Sgt. Kevin Bowers of the Downtown WSPD Bike Patrol said the Innovation Quarter is very safe, but he disagrees with call boxes being directed to third-party security instead of police.

“To me it doesn’t make a lot of sense,” Bowers said. “If I needed someone, I would want to hear from the police department, not a third party, because descriptions might be totally different when they get to the police end of the line.”

Junior Katie Hedden is a chemistry major and biology minor who plans on applying to medical school. She is excited about taking upper-level science courses in the Innovation Quarter, hoping to gain exposure to innovative research happening next door at the Wake Forest School of Medicine.

“You’re not 100 percent safe anywhere,” Hedden said. “We’ll be inside a secure building. My main concern isn’t the safety, it’s the idea of no free parking and the transportation via shuttle system.”

Although some science students’ classes will move downtown, the students themselves will not be able to until their senior year, in accordance with the university’s three-year housing requirement.

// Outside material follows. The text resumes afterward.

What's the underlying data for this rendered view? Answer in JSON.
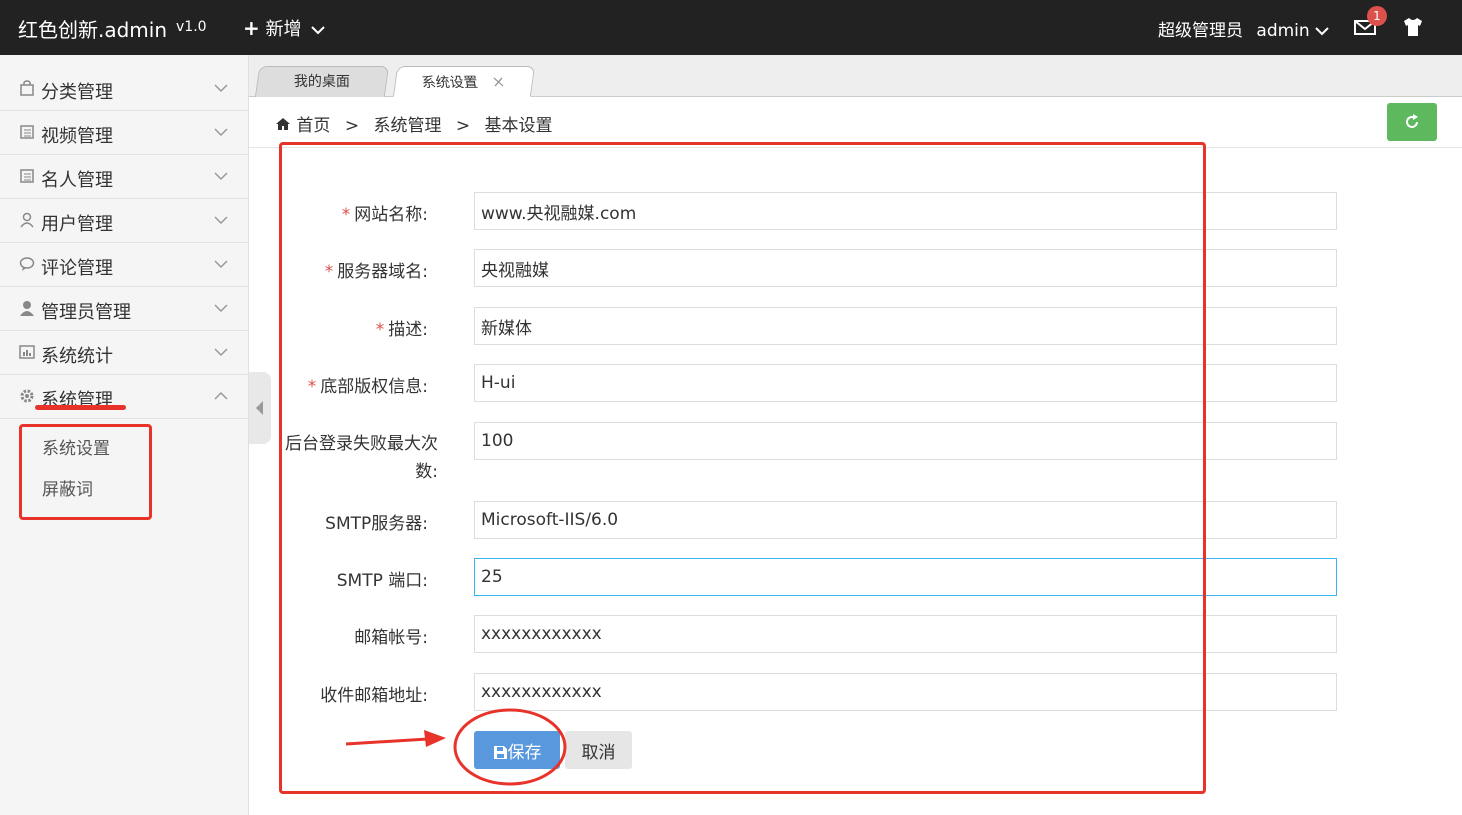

“The three-year housing requirement isn’t going anywhere,” said Katie Neal, executive director of Wake Forest News and Communications. “But if students are taking all their classes in the Innovation Quarter, they’ll be more inclined to live there for convenience.”

Hedden is one of the many students who now considers living downtown to be a much more attractive option.

“I think the move is very exciting overall,” she said. “I’m ready to see how all the logistics and concerns actually play out.”